L’igname des bords de Loire

Le 12 janvier à 10h19 - - Mon Jardin & ma maison

Un petit village du Loir-et-Cher abrite en ses terres une incroyable production d’igname. Une plante exotique, à la racine vigoureuse, d’ordinaire cultivée sous des climats beaucoup plus tropicaux.

Notre vert pays recèle des trésors parfois insoupçonnés, presque incongrus. Prenez, par exemple, le petit village de Saint-Claude-de-Diray, situé dans le Loir-et-Cher non loin de Blois.

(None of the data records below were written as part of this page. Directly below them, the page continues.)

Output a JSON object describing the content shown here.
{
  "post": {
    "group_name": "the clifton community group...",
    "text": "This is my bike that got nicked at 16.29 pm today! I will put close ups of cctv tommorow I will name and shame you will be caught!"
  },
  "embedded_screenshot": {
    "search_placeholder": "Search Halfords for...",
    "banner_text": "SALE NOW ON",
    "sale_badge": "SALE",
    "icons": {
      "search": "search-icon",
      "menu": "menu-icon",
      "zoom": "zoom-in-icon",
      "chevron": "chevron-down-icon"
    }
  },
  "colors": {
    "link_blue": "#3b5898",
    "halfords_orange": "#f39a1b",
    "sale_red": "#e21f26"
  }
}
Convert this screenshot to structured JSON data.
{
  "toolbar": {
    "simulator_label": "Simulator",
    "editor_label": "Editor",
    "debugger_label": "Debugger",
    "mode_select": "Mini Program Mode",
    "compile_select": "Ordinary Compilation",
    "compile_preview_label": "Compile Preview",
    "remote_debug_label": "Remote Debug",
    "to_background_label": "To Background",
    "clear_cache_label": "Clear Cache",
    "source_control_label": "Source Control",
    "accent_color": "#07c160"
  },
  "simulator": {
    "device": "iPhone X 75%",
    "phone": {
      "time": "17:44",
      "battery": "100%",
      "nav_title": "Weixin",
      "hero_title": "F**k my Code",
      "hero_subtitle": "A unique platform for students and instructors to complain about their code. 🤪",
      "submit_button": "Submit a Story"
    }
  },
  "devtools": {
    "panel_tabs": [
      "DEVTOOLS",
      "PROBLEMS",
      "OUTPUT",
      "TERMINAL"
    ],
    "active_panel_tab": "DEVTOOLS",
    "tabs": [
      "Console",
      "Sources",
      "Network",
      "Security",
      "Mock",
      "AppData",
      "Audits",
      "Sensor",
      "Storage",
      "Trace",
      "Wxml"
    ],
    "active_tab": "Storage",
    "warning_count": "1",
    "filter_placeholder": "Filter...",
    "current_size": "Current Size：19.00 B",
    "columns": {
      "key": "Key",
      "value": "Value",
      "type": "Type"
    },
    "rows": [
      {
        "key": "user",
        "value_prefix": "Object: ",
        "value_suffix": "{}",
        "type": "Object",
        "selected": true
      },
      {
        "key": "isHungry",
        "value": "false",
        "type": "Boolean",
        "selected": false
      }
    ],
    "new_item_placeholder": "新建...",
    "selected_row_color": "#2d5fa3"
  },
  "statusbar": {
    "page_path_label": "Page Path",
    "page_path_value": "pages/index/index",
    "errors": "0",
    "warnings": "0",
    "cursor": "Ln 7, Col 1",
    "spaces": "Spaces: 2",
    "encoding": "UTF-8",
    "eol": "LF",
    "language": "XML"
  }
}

Il pourrait pousser, dans ces terres avantageuses de la vallée de la Loire, de nombreux végétaux : vignes, salades, arbres fruitiers… Mais à Saint-Claude, on trouve sur une quarantaine d’hectares une plantation de Dioscorea opposita, plus connu sous le nom vernaculaire d’igname ! Quand on sait que l’essentiel de la production mondiale d’ignames est cultivé dans les zones tropicales de l’Afrique de l’Ouest, de l’Asie et de l’Amérique latine, on éprouve quelques difficultés à comprendre comment cette plante parfaitement exotique est venue s’enraciner dans un territoire bien différent de celui de ses origines.

Et discuter avec les producteurs locaux n’éclaircit pas forcément le mystère de l’arrivée de cette plante dans le village, de nombreuses versions plus ou moins rocambolesques cohabitant allégrement ! Les premiers essais se situeraient aux alentours de la guerre 14-18, la culture à grande échelle n’ayant finalement débuté qu’au milieu des années 1970. Tous les producteurs s’accordent à dire qu’en termes de rendements, l’igname produit moins qu’en zone tropicale.Mais, concernant les sols, la plante s’est remarquablement bien adaptée aux terres sablonneuses des bords de Loire. L’igname est en effet une plante grimpante qui produit un imposant tubercule nécessitant pour sa croissance des sols très meubles. La technique culturale s’est améliorée au fil des années pour arriver à une optimisation en adéquation avec les conditions météorologiques, fort différentes de celles des tropiques.

La culture de cette plante volubile se réalise ici sur deux ans. La première année, un jeune plant est mis en terre au printemps. Il s’agit d’un tronçon d’igname comportant un oeil. Ce plant donnera à la fin de la première saison un tubercule de taille moyenne qui sera récolté puis remis en terre au printemps suivant pour produire finalement le gros igname. Après la plantation, la première tige, maigrelette, sort au bout d’un mois, suivie une quinzaine de jours plus tard par les premières feuilles. Dès le mois de mai, les cultures sont palissées sur un assemblage de pieux, de bois et de ficelles, de manière à favoriser au maximum le développement des feuilles, et donc le grossissement en conséquence du tubercule.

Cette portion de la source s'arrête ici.